Included in the nuclear receptor superfamily of regulatory proteins are nuclear receptors for whom the ligand is known and those which lack known ligands. Nuclear receptors falling in the latter category are referred to as orphan nuclear receptors. The search for activators for orphan receptors has led to the discovery of previously unknown signaling pathways (see, e.g., Levin et al., (1992), supra and Heyman et al., (1992), supra). For example, it has been reported that bile acids, which are involved in physiological processes such as cholesterol catabolism, are ligands for farnesoid X receptor (FXR).
LXRα is found predominantly in the liver, with lower levels found in kidney, intestine, spleen and adrenal tissue (see, e.g., Willy, et al. (1995) Gene Dev. 9(9):1033-1045). LXRβ is ubiquitous in mammals and was found in nearly all tissues examined. LXRs are activated by certain naturally occurring, oxidized derivatives of cholesterol (see, e.g., Lehmann, et al. (1997) J. Biol. Chem. 272(6):3137-3140). LXRα is activated by oxycholesterol and promotes cholesterol metabolism (Peet et al. (1998) Cell 93:693-704). Thus, LXRs appear to play a role in, e.g., cholesterol metabolism (see, e.g., Janowski, et al. (1996) Nature 383:728-731).
Nuclear receptor activity has been implicated in a variety of diseases and disorders, including, but not limited to, hypercholesterolemia (see, e.g., International Patent Application Publication No. WO 00/57915), osteoporosis and vitamin deficiency (see, e.g., U.S. Pat. No. 6,316,503), hyperlipoproteinemia (see, e.g., International Patent Application Publication No. WO 01/60818), hypertriglyceridemia, lipodystrophy, hyperglycemia and diabetes mellitus (see, e.g., International Patent Application Publication No. WO 01/82917), atherosclerosis and gallstones (see, e.g., International Patent Application Publication No. WO 00/37077), disorders of the skin and mucous membranes (see, e.g., U.S. Pat. Nos. 6,184,215 and 6,187,814, and International Patent Application Publication No. WO 98/32444), acne (see, e.g., International Patent Application Publication No. WO 00/49992), and cancer, Parkinson's disease and Alzheimer's disease (see, e.g., International Patent Application Publication No. WO 00/17334). Activity of nuclear receptors, including LXRs, FXR and PPAR, and orphan nuclear receptors, has been implicated in physiological processes including, but not limited to, bile acid biosynthesis, cholesterol metabolism or catabolism, and modulation of cholesterol 7.alpha-hydroxylase gene (CYP7A1) transcription (see, e.g., Chiang et al. (2000) J. Biol.

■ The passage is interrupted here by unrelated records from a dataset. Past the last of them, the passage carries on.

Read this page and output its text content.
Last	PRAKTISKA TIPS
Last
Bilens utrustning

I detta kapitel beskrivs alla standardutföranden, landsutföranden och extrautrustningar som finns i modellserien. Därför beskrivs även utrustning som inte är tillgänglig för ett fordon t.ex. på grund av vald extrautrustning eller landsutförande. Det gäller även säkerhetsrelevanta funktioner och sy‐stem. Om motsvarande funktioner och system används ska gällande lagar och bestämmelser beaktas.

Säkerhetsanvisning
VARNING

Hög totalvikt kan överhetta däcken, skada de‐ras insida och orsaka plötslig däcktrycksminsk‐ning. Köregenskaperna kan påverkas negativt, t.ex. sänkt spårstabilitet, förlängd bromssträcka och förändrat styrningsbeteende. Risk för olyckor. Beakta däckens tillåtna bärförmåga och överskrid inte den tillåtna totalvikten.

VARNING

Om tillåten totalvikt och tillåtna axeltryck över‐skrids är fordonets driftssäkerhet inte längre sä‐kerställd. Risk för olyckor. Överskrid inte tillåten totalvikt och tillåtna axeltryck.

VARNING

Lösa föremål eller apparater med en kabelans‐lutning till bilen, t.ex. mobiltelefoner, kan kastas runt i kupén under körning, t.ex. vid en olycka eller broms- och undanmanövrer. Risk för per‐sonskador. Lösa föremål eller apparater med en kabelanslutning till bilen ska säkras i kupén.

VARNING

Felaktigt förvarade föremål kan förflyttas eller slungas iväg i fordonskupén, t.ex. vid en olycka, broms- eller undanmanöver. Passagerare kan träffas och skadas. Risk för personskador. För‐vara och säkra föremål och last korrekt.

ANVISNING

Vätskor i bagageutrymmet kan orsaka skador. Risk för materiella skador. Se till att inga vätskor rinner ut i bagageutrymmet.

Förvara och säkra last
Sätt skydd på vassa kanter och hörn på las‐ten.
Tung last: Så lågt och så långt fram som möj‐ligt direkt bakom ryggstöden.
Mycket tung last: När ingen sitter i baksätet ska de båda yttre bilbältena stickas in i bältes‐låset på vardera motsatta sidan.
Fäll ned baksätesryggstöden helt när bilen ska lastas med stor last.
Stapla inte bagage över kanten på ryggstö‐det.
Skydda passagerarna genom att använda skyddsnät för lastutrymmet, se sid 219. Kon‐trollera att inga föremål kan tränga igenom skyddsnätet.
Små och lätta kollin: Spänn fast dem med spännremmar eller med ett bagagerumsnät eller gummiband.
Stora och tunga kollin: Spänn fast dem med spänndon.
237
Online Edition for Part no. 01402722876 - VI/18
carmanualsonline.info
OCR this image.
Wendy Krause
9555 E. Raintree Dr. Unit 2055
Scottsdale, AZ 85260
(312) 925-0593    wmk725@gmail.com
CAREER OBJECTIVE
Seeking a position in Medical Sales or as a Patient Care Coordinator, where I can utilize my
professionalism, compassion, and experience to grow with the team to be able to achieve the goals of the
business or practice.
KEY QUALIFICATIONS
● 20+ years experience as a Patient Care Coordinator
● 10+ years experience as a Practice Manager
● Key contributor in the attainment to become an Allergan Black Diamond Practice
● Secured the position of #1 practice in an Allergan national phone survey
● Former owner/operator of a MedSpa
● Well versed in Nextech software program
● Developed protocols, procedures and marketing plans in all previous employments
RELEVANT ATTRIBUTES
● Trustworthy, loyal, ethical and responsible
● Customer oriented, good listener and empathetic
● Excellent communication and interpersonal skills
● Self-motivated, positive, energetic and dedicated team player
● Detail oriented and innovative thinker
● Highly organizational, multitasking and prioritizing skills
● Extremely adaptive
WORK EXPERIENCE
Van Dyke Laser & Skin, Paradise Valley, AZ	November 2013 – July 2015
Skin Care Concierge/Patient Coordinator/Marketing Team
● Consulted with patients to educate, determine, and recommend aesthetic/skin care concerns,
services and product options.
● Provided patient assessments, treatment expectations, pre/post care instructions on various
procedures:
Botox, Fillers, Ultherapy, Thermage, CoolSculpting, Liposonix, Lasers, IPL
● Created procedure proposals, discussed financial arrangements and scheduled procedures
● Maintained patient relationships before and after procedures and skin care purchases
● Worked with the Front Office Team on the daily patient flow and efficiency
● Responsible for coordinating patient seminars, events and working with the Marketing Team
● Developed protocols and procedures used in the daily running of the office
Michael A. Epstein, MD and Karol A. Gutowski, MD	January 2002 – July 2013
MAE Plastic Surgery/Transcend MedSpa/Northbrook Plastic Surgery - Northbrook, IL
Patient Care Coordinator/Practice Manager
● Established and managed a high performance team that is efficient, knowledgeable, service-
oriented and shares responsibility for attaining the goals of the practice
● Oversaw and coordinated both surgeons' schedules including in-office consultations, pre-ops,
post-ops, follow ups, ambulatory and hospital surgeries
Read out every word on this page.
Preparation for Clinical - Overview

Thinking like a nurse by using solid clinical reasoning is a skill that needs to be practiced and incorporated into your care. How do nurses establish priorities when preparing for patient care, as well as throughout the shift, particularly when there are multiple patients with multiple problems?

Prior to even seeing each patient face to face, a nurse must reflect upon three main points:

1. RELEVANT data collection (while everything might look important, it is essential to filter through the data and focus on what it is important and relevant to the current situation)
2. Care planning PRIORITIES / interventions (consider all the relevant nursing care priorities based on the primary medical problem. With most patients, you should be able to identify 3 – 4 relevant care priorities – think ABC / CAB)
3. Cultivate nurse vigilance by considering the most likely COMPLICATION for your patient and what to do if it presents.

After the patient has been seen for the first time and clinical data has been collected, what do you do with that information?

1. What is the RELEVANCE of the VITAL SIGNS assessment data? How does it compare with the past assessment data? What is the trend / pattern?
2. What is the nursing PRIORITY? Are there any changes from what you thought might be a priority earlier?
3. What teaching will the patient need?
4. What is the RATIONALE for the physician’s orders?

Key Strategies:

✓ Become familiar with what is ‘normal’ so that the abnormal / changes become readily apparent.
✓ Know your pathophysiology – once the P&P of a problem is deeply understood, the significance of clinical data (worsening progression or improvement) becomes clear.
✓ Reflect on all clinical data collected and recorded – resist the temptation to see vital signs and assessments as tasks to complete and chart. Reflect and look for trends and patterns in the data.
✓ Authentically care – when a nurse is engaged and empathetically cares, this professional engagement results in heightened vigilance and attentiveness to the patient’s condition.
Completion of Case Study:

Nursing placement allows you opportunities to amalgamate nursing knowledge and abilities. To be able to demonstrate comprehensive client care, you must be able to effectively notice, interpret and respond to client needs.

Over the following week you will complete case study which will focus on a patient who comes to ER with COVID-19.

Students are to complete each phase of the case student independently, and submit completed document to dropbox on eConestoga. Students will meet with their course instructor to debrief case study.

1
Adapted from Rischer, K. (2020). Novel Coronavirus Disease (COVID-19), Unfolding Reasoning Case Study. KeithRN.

Chem. 275:10918-10924), HDL metabolism (see, e.g., Urizar et al. (2000) J. Biol. Chem. 275:39313-39317 and International Patent Application Publication No. WO 01/03705), and increased cholesterol efflux and increased expression of ATP binding cassette transporter protein (ABC1) (see, e.g., International Patent Application Publication No. WO 00/78972).
Thus, there is a need for compounds, compositions and methods of modulating the activity of nuclear receptors, including LXRs, FXR, PPAR and orphan nuclear receptors. Such compounds are useful in the treatment, prevention, or amelioration of one or more symptoms of diseases or disorders in which nuclear receptor activity is implicated.